Author: Esther Breithoff
Publisher: UCL Press
Published: 2020-08-06
Total Pages: 222
ISBN-13: 1787358062
DOWNLOAD EBOOKConflict, Heritage and World-Making in the Chaco documents and interprets the physical remains and afterlives of the Chaco War (1932–35) – known as South America’s first ‘modern’ armed conflict – in what is now present-day Paraguay. It focuses not only on archaeological remains as conventionally understood, but takes an ontological approach to heterogeneous assemblages of objects, texts, practices and landscapes shaped by industrial war and people’s past and present engagements with them. These assemblages could be understood to constitute a ‘dark heritage’, the debris of a failed modernity.

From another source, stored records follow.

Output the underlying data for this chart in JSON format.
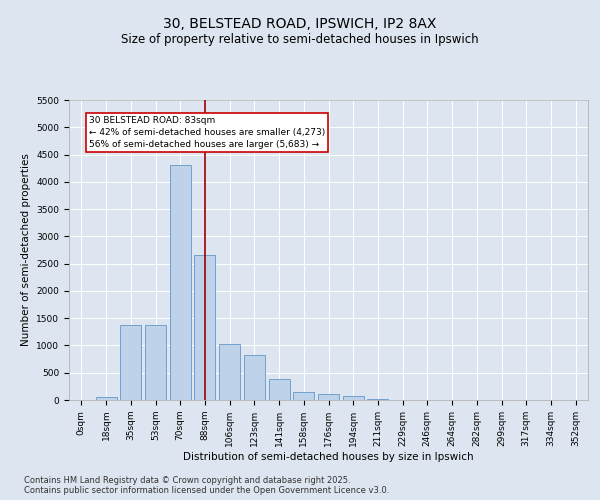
{
  "title1": "30, BELSTEAD ROAD, IPSWICH, IP2 8AX",
  "title2": "Size of property relative to semi-detached houses in Ipswich",
  "xlabel": "Distribution of semi-detached houses by size in Ipswich",
  "ylabel": "Number of semi-detached properties",
  "categories": [
    "0sqm",
    "18sqm",
    "35sqm",
    "53sqm",
    "70sqm",
    "88sqm",
    "106sqm",
    "123sqm",
    "141sqm",
    "158sqm",
    "176sqm",
    "194sqm",
    "211sqm",
    "229sqm",
    "246sqm",
    "264sqm",
    "282sqm",
    "299sqm",
    "317sqm",
    "334sqm",
    "352sqm"
  ],
  "values": [
    5,
    50,
    1380,
    1380,
    4300,
    2660,
    1020,
    820,
    390,
    155,
    105,
    75,
    15,
    5,
    2,
    2,
    0,
    0,
    0,
    0,
    0
  ],
  "bar_color": "#bed3ea",
  "bar_edge_color": "#6496c8",
  "vline_x": 5.0,
  "vline_color": "#990000",
  "annotation_text": "30 BELSTEAD ROAD: 83sqm\n← 42% of semi-detached houses are smaller (4,273)\n56% of semi-detached houses are larger (5,683) →",
  "annotation_box_color": "#ffffff",
  "annotation_box_edge": "#cc0000",
  "ylim_max": 5500,
  "yticks": [
    0,
    500,
    1000,
    1500,
    2000,
    2500,
    3000,
    3500,
    4000,
    4500,
    5000,
    5500
  ],
  "background_color": "#dde5f0",
  "plot_bg_color": "#dde5f0",
  "grid_color": "#ffffff",
  "footer_text": "Contains HM Land Registry data © Crown copyright and database right 2025.\nContains public sector information licensed under the Open Government Licence v3.0.",
  "title_fontsize": 10,
  "subtitle_fontsize": 8.5,
  "axis_label_fontsize": 7.5,
  "tick_fontsize": 6.5,
  "annotation_fontsize": 6.5,
  "footer_fontsize": 6.0
}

Yet it is clear that they are not simply dead memorials to this bloody war, but have been, and continue to be active in making, unmaking and remaking worlds – both for the participants and spectators of the war itself, as well as those who continue to occupy and live amongst the vast accretions of war matériel which persist in the present.
Author: R. Gwinn Vivian
Publisher: Chaco Canyon
Published: 2012
Total Pages: 317
ISBN-13: 9781607811954
DOWNLOAD EBOOKOrganizes the extensive information available for sites in the Chaco Culture National Historical Park.
Author: David Grant Noble
Publisher: School for Advanced Research Press
Published: 2004
Total Pages: 180
ISBN-13:
DOWNLOAD EBOOKStartling discoveries and impassioned debates have emerged from the "Chaco Phenomenon" since the publication of New Light on Chaco Canyon twenty years ago. This completely updated edition features seventeen original essays, scores of photographs, maps, and site plans, and the perspectives of archaeologists, historians, and Native American thinkers. Key topics include the rise of early great houses; the structure of agricultural life among the people of Chaco Canyon; their use of sacred geography and astronomy in organizing their spiritual cosmology; indigenous knowledge about Chaco from the perspective of Hopi, Tewa, and Navajo peoples; and the place of Chaco in the wider world of archaeology. For more than a century archaeologists and others have pursued Chaco Canyon's many and elusive meanings. In Search of Chaco brings these explorations to a new generation of enthusiasts.
Author: Marietta Wetherill
Publisher: UNM Press
Published: 1997
Total Pages: 260
ISBN-13: 9780826318206
DOWNLOAD EBOOKWhile her husband Richard excavated ruins and created a trading post empire at the turn of the century, Marietta learned the rituals and reality of Navajo life from medicine men.